Sydney Pollack actually started his association with Burt Lancaster on the set of The Young Savages where he was an acting coach to some of the street kids who were playing gang members. It was his first introduction into motion pictures, he had previously directed and acted in a number of television productions.
Burt is fur trapper Joe Bass who gets an offer from the Kiowa Indians he can't refuse. They'll relieve him of his year's trappings in beaver pelts and he'll get an educated house slave in Ossie Davis. Davis seems born to be a slave, he escapes it from the south, then he's captured by the Comanches who then trade him to the Kiowas and then he's forced on Lancaster.
Lancaster is planning to get his pelts back, but a murderous gang of Scalphunters beat him to it and massacre almost the whole band and take Lancaster's furs along with horses and scalps that bring a good bounty. Burt's Joe Bass is not exactly a boy scout, but this crowd truly nauseates him.
The Scalphunters are headed by Telly Savalas and his cigar smoking refugee from a bordello of a woman, Shelley Winters. Winters has the best performance in the film, this is her third film with Lancaster with whom she had a self documented fling back in the day. Later on Davis gets captured by The Scalphunters and he has to use his wits to survive among them. But they're going to Mexico where slavery has been abolished.
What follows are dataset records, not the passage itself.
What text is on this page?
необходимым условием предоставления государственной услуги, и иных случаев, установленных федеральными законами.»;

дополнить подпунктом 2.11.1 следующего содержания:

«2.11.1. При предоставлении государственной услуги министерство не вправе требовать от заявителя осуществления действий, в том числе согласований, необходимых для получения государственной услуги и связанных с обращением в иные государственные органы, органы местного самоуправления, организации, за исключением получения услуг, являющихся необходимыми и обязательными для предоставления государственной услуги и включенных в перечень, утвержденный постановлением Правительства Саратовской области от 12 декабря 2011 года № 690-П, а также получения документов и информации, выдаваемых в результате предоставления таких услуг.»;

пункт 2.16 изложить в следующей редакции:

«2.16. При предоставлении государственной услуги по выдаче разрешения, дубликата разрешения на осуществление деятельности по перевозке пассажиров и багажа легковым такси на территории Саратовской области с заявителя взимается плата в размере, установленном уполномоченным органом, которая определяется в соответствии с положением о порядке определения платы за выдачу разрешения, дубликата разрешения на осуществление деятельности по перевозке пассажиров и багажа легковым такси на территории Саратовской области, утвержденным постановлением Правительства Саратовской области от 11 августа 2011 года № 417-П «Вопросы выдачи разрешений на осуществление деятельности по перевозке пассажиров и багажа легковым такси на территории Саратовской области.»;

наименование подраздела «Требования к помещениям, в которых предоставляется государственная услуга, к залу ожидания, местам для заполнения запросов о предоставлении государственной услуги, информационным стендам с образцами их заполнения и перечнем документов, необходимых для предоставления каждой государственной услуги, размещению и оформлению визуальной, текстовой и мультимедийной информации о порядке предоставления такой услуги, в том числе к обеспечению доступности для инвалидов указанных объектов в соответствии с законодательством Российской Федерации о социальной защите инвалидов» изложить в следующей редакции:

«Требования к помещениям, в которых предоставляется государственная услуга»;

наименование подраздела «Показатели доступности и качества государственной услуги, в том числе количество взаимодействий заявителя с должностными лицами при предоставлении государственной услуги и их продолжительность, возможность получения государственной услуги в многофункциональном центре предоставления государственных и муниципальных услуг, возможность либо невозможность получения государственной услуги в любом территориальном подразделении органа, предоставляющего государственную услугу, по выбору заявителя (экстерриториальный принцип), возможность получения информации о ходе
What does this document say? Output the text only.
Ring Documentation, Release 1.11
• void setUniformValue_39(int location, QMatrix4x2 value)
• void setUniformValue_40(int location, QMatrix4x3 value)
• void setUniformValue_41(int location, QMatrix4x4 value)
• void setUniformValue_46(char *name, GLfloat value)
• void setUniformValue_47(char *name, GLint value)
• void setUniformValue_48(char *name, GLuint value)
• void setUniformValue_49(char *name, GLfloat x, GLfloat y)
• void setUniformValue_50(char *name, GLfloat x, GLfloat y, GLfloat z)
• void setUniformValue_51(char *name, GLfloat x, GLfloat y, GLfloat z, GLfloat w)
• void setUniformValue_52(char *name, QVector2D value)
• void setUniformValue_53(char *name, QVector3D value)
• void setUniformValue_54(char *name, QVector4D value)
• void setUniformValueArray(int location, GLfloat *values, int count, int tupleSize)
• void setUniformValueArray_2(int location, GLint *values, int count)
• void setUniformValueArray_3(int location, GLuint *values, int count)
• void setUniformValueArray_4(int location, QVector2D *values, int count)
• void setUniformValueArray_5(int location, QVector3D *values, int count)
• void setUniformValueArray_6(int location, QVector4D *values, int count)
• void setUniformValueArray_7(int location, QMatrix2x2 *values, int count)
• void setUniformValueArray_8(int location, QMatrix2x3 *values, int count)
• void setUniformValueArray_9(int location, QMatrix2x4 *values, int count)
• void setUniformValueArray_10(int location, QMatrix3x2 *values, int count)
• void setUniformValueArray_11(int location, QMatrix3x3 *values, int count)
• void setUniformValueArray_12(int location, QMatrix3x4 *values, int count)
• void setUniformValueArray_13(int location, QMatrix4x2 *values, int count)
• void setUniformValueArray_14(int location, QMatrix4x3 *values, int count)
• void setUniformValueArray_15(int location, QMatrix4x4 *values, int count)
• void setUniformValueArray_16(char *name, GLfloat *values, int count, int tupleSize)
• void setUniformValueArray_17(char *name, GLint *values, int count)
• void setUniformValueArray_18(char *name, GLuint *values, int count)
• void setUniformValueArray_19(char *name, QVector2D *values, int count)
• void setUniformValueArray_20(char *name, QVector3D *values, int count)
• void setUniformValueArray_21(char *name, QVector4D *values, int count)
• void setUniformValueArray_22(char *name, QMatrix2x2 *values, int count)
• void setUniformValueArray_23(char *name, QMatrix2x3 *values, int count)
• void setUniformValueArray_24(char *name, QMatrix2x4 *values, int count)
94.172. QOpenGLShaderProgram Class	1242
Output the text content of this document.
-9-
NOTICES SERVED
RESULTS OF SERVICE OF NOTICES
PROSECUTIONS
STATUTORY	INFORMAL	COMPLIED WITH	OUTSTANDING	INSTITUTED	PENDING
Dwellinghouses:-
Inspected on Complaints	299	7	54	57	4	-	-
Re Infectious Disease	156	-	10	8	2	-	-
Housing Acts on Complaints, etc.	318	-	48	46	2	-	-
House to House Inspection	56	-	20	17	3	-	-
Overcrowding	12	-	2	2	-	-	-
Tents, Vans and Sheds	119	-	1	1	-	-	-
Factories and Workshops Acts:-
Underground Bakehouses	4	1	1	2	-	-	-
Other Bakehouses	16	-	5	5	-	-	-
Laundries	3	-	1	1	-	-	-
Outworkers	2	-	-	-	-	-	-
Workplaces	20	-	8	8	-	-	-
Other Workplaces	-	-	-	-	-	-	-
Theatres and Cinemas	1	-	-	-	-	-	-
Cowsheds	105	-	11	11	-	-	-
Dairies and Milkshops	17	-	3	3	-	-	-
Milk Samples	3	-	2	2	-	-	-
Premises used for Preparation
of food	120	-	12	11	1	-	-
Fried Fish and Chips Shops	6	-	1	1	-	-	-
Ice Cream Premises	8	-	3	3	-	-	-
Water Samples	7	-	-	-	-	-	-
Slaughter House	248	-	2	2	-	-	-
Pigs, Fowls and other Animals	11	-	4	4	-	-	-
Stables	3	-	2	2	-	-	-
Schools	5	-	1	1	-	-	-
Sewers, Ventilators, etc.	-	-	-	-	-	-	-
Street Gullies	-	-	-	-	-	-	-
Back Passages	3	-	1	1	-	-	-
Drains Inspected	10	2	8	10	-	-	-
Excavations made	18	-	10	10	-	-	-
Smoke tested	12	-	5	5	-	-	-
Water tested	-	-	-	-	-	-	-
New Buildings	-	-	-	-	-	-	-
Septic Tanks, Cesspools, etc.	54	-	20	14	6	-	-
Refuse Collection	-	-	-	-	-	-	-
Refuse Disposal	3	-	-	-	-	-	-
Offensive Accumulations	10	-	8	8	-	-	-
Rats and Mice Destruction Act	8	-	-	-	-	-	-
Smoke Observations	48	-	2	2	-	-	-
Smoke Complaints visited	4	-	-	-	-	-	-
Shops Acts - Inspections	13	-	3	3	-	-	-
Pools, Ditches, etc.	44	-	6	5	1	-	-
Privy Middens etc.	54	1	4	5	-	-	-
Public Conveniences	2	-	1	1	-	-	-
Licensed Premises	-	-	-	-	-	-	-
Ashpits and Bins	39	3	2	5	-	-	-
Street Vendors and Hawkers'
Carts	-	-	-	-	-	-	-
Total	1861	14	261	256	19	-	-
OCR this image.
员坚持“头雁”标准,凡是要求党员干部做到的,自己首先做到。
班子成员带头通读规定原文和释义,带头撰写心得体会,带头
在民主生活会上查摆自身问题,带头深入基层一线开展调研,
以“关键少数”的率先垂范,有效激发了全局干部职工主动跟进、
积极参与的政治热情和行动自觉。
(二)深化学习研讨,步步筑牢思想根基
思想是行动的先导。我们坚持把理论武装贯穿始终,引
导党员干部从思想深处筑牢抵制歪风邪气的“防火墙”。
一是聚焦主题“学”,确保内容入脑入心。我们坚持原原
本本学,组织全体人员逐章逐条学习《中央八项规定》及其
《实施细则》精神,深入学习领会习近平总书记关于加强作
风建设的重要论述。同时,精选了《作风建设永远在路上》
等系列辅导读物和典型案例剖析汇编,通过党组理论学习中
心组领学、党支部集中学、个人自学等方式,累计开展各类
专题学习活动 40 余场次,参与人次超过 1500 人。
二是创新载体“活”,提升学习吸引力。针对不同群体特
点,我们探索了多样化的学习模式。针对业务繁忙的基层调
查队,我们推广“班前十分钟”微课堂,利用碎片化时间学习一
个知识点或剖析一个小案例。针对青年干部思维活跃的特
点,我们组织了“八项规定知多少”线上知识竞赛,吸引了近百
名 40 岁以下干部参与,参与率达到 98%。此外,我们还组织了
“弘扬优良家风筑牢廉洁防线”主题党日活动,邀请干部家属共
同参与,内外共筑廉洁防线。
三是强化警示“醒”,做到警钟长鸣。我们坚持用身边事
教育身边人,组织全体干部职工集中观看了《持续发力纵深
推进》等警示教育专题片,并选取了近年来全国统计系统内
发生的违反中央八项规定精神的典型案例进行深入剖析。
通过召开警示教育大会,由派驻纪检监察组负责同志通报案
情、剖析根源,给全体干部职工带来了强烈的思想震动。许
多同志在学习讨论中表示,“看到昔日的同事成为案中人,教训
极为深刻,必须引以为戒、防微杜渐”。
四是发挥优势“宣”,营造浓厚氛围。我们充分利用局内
The laughs are mixed in with some serious racial issues all around. Lancaster can't quite accept Davis as an equal, Davis is perfectly willing to go along with The Scalphunters and their genocidal war on the Indians if he'll obtain his freedom through them. And Savalas and his crowd are as mean a bunch as you'll ever see in a film, yet some of the funniest bits in the film involve Winters and Savalas.
The Scalphunters is a really funny western that if you think about it teaches some good lessons we could all use.